So 5th edition is on the march and the people will have their voice in it.
Question, is that necessary? In short, no.
1) WotC has all the market info they need already in the form of: reaction to 4th, success of Pathfinder, and the rise of OSR. What is Billy from Madison going to tell you? I like goblins more than skeletons? Who cares!
2) Everyone has a way they play the grand old game and no one will be 100% happy with your design decisions. By involving people, you are instantly creating conflict and potential backlash against your game before it launches.
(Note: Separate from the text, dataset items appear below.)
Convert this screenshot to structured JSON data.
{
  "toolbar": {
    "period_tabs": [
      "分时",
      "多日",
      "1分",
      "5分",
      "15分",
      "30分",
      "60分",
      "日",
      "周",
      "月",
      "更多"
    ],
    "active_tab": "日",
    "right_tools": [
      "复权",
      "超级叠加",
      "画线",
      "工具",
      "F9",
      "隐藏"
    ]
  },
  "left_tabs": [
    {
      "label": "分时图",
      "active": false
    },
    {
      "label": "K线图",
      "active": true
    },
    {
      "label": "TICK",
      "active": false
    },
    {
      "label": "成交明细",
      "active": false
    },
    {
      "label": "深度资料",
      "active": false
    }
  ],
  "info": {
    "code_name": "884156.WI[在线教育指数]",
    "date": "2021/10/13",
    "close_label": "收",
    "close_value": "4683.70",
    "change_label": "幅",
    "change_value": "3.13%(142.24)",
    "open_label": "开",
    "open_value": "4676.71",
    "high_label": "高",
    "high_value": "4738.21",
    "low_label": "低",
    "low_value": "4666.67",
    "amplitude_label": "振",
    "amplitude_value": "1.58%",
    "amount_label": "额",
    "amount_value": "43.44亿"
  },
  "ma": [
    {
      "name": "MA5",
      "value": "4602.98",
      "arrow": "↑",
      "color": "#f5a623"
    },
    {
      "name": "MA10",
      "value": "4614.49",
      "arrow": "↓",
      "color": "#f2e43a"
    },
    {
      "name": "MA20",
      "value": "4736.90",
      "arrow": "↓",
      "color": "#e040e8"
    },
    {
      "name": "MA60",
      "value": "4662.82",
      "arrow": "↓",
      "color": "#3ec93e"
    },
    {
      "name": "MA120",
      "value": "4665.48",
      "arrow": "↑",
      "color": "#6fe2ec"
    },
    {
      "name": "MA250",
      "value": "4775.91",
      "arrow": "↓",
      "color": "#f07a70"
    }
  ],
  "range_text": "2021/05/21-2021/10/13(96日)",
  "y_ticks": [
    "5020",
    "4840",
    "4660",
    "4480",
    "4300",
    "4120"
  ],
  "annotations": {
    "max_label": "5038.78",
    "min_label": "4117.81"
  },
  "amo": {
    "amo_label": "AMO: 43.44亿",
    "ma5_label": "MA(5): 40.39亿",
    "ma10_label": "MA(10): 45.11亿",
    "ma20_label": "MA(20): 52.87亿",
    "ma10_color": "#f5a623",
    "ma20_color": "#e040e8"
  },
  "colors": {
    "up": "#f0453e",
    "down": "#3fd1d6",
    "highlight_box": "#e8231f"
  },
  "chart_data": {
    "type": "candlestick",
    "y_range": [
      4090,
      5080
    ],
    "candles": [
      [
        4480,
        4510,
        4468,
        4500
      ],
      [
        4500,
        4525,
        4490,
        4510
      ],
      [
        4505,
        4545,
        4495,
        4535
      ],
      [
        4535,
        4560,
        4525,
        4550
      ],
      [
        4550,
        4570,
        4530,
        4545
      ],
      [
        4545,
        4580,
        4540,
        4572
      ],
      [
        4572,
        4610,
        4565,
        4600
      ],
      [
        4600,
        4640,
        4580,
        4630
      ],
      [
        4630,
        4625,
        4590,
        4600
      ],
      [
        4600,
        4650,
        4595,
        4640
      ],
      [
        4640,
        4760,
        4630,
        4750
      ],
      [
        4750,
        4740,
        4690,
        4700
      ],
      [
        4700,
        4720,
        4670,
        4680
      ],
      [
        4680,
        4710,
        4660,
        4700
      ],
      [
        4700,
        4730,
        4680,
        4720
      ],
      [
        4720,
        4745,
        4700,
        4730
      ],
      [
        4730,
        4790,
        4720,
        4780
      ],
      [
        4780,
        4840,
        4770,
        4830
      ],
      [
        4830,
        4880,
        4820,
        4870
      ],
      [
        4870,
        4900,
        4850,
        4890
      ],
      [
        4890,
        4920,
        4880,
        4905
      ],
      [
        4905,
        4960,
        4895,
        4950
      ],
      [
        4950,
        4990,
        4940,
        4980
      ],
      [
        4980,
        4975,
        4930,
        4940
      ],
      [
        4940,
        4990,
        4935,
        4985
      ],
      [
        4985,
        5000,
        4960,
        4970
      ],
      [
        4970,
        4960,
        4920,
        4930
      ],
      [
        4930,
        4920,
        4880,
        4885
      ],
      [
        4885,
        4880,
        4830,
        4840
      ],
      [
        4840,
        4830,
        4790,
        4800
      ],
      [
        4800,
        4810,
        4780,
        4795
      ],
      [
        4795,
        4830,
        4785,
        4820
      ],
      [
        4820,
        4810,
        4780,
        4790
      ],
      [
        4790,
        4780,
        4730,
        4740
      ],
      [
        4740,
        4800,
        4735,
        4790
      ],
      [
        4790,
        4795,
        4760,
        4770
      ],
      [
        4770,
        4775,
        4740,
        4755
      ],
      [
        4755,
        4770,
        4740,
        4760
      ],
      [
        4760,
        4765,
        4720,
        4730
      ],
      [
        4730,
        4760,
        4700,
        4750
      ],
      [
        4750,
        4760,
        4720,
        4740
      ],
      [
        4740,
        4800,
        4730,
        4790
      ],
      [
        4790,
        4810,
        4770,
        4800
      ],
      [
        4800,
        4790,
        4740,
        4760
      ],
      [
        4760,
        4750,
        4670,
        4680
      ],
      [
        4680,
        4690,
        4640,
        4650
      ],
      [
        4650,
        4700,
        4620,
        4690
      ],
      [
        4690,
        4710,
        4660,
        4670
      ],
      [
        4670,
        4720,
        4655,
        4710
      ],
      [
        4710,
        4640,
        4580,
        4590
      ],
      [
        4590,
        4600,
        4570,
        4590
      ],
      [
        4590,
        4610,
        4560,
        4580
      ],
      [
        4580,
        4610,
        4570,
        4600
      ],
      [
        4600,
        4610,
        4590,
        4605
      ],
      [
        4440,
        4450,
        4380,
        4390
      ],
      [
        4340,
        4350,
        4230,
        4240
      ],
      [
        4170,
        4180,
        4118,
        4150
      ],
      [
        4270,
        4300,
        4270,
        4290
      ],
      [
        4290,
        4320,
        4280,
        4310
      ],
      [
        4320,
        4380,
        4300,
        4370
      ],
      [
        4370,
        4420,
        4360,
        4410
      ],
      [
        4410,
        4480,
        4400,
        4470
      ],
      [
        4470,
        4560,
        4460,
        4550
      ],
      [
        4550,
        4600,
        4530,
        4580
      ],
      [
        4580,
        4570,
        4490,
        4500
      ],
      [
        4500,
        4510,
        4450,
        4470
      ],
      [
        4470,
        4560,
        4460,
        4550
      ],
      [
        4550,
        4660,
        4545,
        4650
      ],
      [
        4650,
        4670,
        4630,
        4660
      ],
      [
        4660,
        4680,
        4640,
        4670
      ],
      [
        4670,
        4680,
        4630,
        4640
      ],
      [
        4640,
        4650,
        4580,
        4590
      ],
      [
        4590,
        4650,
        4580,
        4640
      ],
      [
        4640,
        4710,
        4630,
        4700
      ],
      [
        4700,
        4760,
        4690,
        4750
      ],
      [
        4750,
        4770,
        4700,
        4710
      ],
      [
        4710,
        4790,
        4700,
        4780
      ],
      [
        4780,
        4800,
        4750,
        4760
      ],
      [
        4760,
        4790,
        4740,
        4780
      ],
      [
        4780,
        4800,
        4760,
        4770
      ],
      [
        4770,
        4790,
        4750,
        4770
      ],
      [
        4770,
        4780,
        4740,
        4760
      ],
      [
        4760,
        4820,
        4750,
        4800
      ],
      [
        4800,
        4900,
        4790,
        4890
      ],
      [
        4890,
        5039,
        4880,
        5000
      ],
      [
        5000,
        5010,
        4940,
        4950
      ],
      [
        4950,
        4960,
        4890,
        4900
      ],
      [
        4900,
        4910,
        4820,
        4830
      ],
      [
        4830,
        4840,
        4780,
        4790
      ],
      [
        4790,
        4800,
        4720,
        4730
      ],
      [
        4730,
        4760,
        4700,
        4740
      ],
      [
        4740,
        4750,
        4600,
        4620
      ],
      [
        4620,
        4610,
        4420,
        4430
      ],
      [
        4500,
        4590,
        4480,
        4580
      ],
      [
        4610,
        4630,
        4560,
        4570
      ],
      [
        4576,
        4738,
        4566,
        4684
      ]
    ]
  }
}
New untried games may need this, D&D does not.
3) While this does provide a “social media” buzz the marketing kids are hot for, it will not provide a workable nor cohesive design blue print.
4) This only reaches out to or excites the veteran players who will buy your stuff anyway! The new potential player will not be responding to this, and frankly THAT is who you should be reaching out to most. Swapping pieces of the same pie around with Paizo is pointless, you need to get a bigger pie my friend.
To me this idea is akin to asking everyone watching the Oscars to vote on what the best movie of all time is, and announce you will make a movie based on an amalgam of people’s replies.
I looked through 4th, played a few sessions and quickly abandoned it never purchasing any of it. It took too long to do anything. In the days before video games this may have been okay, but in today’s instant gratification consumer market, you can’t try to mimic video games by codifying and emulating their workings in a paper based space. Play to your strengths in relying on the flexibility and creativity of the individual and the game group.
To use a house analogy, the rules should be enough to provide the framework, and then rely on the individual to furnish the rest of it. I see modules as furniture options to add in your house and source books as paint jobs or entire room add-ons. Let people make of the game what they will, that is the strength of pen & paper RPG’s. My only suggestion would be to go lean and mean with the rules, then provide lots of resources and let everyone make his game his own. Warcraft, Final Fantasy, and even Skyrim can’t compete with that.
Video games all have limits, Pen and Paper RPG’s still represent gaming with no limits.
Video games all have limits, Pen and Paper RPG’s still represent gaming with no limits.
4 comments:
"in today’s instant gratification consumer market, you can’t try to mimic video games by codifying and emulating their workings in a paper based space"
Brilliant shot to the heart. The first and last time I did 4E and had to 'mark' a foe before using a power I saw exactly the same thing you did. Even the DM abandoned it and a week later bought Pathfinder.
It's too bad really, but the more I think of D&D and how its being handled, the more I think of Atari. It was the industry leader, the 800 pound gorilla, a sales juggernaut and the global definition of video games...now its an after thought. Is this the fate of D&D?
you can’t try to mimic video games by codifying and emulating their workings in a paper based space. Play to your strengths in relying on the flexibility and creativity of the individual and the game group.
Yes! Hopefully, 4e taught WotC that they can't compete with video games by writing one to paper. If 5e focuses on the strengths of the medium, and is given enough time and support, they can grow a healthy community.
Agreed Paul, and with December Video games sales down 21% vs. Last year, and table top gaming continuing to grow, playing to their strength is critical. Although the current "Play anyway you like" OD&D through 4th ed character sheets and rules...in the same game...threat by WotC seems like a mess waiting to happen. That makes a referee responsible to know EVERYTHING from all 4 editions and to adjudicate it. Frak that mess.